Stepanavan is situated on Lori plateau to the north of Bazum mountains, on the shores of river Dzoraget at an average height of 1375 meters above sea level. It covers an area of 17 km2 with an estimated population of 16200 inhabitants in 2009. The deep gorge of Dzoraget divides Stepanavan into northern and southern banks, the latter of which has deeper historical roots.
Surrounded with thick forests and alpine meadows, Stepanavan has a relatively humid climate with an average yearly temperature of 6.6 C. The average temperature of January is -4,2 C while in July it makes +16,7 C. The annual precipitation is 683 mm with snowy winters.
Stepanavan is a health resort known for its pine forests and mountainous climate. The essential oils, isolated by coniferous trees, possess strong bactericidal properties; therefore mountainous air of Stepanavan, filled with the aroma of pine tree, is useful for patients who suffer from respiratory problems.
The infrastructure of the city is rather developed with many public libraries, sport schools, a cultural palace, modern hospitals and hotels. The domestic airport of Stepanavan was constructed and put in service in 1982. The house-museum of Stepan Shahumyan is located in the centre of the city. Directly off of the main square is the Stepanavan Information Center which provides services to tourists and residents alike.
The nearby villages of Yaghdan and Koghes used to have significant Pontic Greek communities.
There are 6 public educations schools and 4 kindergartens in Stepanavan.
Tourism and attractions:
- Dzoraget Canyon, a popular recreational destination.
- Lori Berd, medieval Armenian fortress, the centre of the historical Kingdom of Lori.
- Stepanavan Dendropark, founded in 1931 by "Edmon Leonovich", this 35 hectare botanical garden features a broad range of tree species from many regions.
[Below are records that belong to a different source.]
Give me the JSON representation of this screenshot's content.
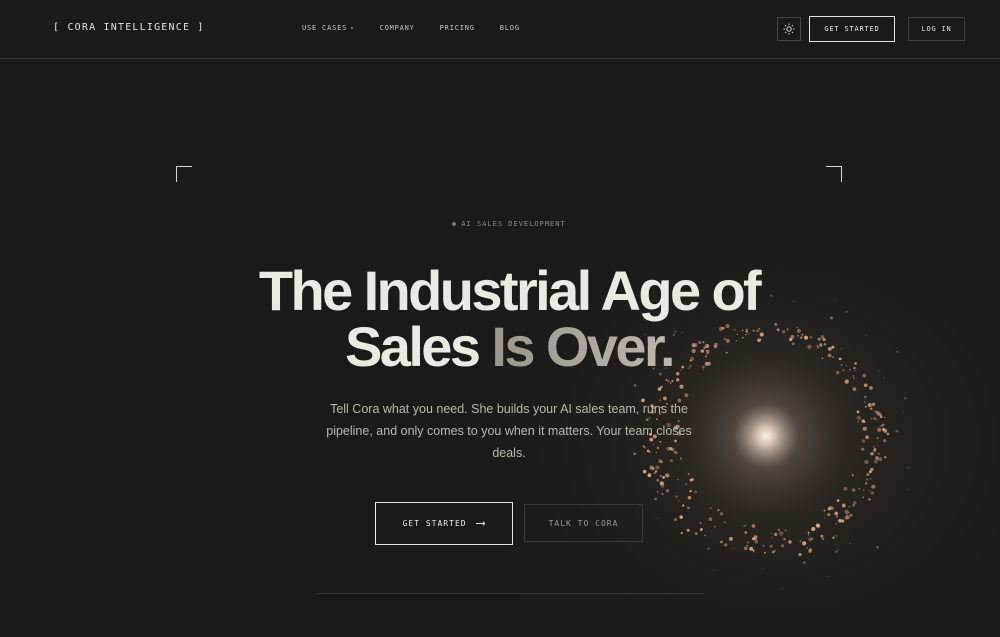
{
  "brand": "[ CORA INTELLIGENCE ]",
  "nav": {
    "links": [
      {
        "label": "USE CASES",
        "has_dropdown": true
      },
      {
        "label": "COMPANY"
      },
      {
        "label": "PRICING"
      },
      {
        "label": "BLOG"
      }
    ],
    "theme_icon": "sun-icon",
    "get_started": "GET STARTED",
    "log_in": "LOG IN"
  },
  "hero": {
    "eyebrow": "AI SALES DEVELOPMENT",
    "headline_line1": "The Industrial Age of",
    "headline_line2_a": "Sales ",
    "headline_line2_b": "Is Over.",
    "subtitle": "Tell Cora what you need. She builds your AI sales team, runs the pipeline, and only comes to you when it matters. Your team closes deals.",
    "cta_primary": "GET STARTED",
    "cta_primary_icon": "arrow-right-icon",
    "cta_secondary": "TALK TO CORA"
  },
  "colors": {
    "background": "#1b1a18",
    "text": "#ece9e3",
    "muted": "#a8a39a",
    "orb_glow": "#f4e4d4",
    "orb_particles": "#d8a88c"
  }
}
It is only 12 kilometers from Stepanavan, just outside the village of Gyulagarak. The park is known for its pine trees in "Sojut" area.
- House-museum of Stepan Shahumyan, located in the main square of Stepanavan, built around Shahumyan family's house.
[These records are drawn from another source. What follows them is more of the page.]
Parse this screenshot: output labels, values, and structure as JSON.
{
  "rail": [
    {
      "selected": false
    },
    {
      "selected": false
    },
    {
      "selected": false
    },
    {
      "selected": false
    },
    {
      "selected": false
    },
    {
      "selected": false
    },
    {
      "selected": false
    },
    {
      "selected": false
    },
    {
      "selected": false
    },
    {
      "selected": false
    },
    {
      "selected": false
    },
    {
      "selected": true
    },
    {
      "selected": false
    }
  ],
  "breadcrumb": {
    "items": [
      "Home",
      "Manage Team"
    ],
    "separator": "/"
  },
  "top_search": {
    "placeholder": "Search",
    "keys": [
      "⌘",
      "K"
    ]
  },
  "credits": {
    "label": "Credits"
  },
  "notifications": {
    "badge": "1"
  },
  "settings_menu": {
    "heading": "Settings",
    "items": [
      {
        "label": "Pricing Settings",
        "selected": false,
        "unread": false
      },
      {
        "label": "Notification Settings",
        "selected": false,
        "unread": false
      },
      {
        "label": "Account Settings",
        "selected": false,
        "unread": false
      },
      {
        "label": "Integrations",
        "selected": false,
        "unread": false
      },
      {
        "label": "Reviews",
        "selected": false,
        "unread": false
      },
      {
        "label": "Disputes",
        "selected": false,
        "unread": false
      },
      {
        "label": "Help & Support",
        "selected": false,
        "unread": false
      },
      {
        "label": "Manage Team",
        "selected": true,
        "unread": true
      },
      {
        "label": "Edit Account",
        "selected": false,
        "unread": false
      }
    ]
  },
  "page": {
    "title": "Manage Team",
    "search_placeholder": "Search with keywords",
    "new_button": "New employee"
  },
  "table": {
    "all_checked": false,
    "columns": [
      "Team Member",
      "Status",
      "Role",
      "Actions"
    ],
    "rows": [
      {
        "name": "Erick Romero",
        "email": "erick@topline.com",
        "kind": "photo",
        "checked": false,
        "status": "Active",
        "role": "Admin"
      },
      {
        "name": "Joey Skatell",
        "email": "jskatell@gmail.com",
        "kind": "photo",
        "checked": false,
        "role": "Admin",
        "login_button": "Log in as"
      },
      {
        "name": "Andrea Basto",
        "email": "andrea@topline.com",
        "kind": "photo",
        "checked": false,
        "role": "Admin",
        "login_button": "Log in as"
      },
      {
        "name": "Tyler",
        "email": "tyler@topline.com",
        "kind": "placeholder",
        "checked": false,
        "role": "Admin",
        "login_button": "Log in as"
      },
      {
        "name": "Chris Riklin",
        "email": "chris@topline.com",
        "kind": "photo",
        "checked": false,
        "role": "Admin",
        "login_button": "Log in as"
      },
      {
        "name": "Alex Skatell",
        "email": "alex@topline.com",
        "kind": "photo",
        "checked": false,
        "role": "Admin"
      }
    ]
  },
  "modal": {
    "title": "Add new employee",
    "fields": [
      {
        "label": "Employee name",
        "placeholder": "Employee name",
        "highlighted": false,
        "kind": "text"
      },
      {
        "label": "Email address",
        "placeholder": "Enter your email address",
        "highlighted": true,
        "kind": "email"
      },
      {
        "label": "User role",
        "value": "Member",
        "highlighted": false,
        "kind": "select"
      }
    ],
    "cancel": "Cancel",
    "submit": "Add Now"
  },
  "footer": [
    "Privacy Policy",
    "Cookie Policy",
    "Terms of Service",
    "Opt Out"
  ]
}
- The Russian church in Amrakits village.
- Lake Kyubishev near Stepanavan, hidden in the heart of Lori's alpine meadows. The lake is covered with lilies and bulrushes.
- Surb Nshan chapel overlooking the city from the adjacent hill.
- Sanahin and Haghpat monasteries are also close to Stepanavan.
Stepanavan has many restaurants and hotels, including the centrally-located Hotel Lore, Anahit's Resort, Vahagn's Resort nestled in the forest, Paradise Hotel in Amrakits village on the outskirts of town, as well as numerous locally-run B&Bs, many of which are located on the northern bank.
The Stepanavan Information Center maintains current contact information for the restaurants, hotels, and B&Bs in the area.
The first Parliament speaker of the Democratic Republic of Armenia (1918–1920) Avetik Sahakyan (1863–1933) was born in Jalaloghly. Today, the house where he was born is located on Andranik street (formerly Lenin street).
The honoured actor and People's Artist of the USSR Sos Sargsyan was born in Stepanavan on 24 October 1929.